Put up a thread about fringe-housing or maiking money from nothing (sorry, 'investing') and you get 100 posts.\
Put up something real - such as banks looking forward and ensuring their equity is secure - and nobody is interested.
That adds up to denial. What you get is less inclination from the media to put up such items (they don't 'sell') and therefore folk don't get the info into their crania.
Those folk then - in ingorance - vote for the politicians who call the shots. So we manifest as an ignorant society.
Which means that even in a democracy, you can stuff the planet, kill off the majority of our - and other co-existing - species, in the blind pursuit of an artificial proxy.
Which of course, the banks issue.
Funny old world.

So does that mean house prices are going up or down?

1.  The article is clearly about 'greenwash' PDK.  And mostly a press release.  Readers see that.
2.  As for you rebuke about the focus 'investing' by commentators here.   Time for your own reality check.  Have you noticed the name of this site ?    

KH, the article was spurred by an ANZ press release but I reject that it's "mostly a press release." I asked all the major rural lenders what they had to say on the issues raised by ANZ, and sought and received more detail from ANZ. I also recalled that ASB had made a similar announcement several months ago, and included details of it.
I thought it'd be interesting to tie all this together as clearly banks see a need to be promoting environmentally friendly farming.

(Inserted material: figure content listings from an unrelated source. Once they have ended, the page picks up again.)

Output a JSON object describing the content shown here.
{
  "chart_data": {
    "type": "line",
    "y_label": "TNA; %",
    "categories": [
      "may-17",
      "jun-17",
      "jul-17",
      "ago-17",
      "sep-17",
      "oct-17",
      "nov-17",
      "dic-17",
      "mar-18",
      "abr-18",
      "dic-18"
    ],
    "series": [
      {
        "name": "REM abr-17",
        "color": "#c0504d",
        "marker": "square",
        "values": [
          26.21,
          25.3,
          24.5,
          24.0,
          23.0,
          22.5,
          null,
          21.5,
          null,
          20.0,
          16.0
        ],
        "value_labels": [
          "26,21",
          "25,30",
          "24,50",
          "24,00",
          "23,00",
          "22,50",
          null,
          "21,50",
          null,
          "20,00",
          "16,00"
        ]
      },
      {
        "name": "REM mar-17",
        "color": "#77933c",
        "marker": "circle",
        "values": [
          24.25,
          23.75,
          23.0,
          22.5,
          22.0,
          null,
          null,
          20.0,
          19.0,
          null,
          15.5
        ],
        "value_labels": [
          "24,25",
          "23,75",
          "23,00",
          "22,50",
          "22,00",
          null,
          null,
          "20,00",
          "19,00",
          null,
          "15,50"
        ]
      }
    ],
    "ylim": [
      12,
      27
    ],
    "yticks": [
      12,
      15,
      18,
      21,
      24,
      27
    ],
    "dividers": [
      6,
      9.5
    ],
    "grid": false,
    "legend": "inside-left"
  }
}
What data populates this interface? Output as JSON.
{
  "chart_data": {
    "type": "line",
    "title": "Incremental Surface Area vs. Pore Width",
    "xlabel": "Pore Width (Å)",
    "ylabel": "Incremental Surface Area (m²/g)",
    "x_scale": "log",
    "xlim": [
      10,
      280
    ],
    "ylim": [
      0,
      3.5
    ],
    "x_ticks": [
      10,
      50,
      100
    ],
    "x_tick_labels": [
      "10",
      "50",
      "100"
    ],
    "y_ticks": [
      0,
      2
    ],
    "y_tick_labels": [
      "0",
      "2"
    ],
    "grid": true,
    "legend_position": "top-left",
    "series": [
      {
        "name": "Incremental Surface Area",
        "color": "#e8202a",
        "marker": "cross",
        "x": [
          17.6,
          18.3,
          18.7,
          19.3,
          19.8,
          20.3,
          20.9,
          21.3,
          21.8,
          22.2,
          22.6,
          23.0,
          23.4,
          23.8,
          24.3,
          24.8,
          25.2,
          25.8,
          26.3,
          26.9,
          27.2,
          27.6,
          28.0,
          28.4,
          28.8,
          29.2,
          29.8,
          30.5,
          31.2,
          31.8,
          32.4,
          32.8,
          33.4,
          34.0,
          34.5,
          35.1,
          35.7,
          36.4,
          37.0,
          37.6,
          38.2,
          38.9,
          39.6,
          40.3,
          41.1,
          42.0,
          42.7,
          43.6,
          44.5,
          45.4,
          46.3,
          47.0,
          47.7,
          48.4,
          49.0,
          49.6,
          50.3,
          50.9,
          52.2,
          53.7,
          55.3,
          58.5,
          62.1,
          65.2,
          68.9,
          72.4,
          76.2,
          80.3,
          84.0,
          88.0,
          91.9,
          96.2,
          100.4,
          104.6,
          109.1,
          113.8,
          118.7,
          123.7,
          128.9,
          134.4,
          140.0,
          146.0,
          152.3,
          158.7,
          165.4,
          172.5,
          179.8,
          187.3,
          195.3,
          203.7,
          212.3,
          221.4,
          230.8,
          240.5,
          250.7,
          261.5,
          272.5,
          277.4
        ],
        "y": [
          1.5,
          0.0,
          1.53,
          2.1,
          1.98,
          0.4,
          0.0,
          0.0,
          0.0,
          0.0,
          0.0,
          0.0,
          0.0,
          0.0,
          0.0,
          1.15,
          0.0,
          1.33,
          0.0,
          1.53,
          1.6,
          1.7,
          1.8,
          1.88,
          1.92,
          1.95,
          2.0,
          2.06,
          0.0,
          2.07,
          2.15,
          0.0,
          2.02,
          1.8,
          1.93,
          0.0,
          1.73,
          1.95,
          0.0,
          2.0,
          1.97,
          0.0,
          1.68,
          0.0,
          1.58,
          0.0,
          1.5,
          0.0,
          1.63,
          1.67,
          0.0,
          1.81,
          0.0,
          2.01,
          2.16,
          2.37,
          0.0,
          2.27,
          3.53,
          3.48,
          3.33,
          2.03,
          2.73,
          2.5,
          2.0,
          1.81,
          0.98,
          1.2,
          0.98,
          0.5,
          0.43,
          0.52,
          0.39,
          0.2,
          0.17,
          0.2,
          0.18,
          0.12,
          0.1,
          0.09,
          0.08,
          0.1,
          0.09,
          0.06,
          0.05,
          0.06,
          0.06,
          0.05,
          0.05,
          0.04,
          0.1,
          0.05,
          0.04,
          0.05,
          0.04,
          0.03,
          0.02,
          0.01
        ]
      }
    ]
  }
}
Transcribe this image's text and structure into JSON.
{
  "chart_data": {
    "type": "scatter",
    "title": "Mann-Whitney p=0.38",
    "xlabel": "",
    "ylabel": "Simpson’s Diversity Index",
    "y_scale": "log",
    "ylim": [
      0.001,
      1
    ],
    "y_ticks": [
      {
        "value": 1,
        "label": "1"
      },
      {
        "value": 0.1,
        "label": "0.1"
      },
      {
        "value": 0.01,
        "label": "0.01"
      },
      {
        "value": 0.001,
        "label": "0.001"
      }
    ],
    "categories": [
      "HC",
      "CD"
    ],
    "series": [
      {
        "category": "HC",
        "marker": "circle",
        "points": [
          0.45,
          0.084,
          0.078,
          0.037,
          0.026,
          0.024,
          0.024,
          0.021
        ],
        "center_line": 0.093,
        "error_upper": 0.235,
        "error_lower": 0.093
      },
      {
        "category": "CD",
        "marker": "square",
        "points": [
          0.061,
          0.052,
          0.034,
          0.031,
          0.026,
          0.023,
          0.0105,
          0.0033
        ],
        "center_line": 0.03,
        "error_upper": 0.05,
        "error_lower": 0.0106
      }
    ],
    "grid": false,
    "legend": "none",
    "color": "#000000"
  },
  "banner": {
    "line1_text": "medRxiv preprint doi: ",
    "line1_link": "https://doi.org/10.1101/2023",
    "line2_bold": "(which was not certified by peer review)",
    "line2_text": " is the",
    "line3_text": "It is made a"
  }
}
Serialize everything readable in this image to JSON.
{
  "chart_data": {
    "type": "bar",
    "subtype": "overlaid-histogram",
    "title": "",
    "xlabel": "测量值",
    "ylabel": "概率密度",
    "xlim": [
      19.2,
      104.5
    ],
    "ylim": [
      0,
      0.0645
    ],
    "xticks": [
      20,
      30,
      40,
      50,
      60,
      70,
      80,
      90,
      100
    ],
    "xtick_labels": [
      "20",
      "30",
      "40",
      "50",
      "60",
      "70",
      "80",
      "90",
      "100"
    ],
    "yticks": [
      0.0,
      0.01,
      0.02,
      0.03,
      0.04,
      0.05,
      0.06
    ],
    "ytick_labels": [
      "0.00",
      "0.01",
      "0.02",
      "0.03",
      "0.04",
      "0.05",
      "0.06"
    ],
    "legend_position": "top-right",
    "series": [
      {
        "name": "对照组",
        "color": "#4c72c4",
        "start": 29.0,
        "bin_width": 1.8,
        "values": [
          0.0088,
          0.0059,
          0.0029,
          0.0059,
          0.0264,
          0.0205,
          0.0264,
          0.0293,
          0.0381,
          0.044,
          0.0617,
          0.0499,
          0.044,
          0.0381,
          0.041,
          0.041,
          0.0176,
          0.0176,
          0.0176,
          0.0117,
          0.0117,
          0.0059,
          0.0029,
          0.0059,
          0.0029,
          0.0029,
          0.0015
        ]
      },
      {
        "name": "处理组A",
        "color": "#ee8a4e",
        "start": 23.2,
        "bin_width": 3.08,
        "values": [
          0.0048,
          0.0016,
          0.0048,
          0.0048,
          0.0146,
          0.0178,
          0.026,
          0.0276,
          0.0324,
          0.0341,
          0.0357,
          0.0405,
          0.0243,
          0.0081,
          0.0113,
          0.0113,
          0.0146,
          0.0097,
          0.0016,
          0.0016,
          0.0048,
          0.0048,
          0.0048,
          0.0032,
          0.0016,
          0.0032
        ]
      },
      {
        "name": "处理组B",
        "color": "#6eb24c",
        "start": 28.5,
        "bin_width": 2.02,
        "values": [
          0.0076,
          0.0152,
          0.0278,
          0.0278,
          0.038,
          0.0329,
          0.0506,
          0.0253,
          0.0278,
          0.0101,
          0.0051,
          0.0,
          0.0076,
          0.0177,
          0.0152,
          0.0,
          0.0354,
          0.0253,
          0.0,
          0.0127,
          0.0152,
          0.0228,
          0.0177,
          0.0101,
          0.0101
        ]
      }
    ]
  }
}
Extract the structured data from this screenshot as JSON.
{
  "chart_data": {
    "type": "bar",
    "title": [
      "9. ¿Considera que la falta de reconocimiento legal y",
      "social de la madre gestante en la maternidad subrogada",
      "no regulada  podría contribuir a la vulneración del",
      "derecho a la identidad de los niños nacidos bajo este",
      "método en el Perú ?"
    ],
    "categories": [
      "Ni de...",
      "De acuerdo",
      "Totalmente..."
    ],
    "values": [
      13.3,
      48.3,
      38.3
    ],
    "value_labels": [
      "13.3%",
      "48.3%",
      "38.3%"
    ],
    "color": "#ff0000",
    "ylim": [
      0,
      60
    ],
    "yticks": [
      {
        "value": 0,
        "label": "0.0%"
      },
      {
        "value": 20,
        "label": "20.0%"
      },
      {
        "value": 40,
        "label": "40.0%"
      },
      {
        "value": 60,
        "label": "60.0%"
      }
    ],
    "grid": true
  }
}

Apology to you Gareth if my comment was expressed too negatively.  I did get it was more than a press release and thought your 'green tinge' label was quite good. 

Cheers KH, no worries.

and investing is about understanding the risks as well as the rewards.
Or you get burned.

KH - re yor '2' - foolish question.
One can move on circles where one's knowledge is already shared, and all that happens is reinforce3ment within that circle. To widen the debate, one must go where the knowledge is not.
Which is why I chose - carefully - here.
Becasue the process of 'investment' - sooner rather than later, given the exponential growth expectation involved - stuffs the planet. It simply fails to value 'externalities', like resource depletion, ozone holes, CO2, population overshoot.
Trouble is, they are not externalities in the real world. I'm bringing the debate to where it matters. Time you thought before you attacked.

"The recent ANZ privately Owned Business Barometer found that 68% of farmers were looking to increase farm production to improve their financial position, and 23% were looking to invest in farm infrastructure. "

Was there a box to tick for "this is a dumb question because all businesses are ultimately looking at continually improving their financial position and improving infrastructure et al."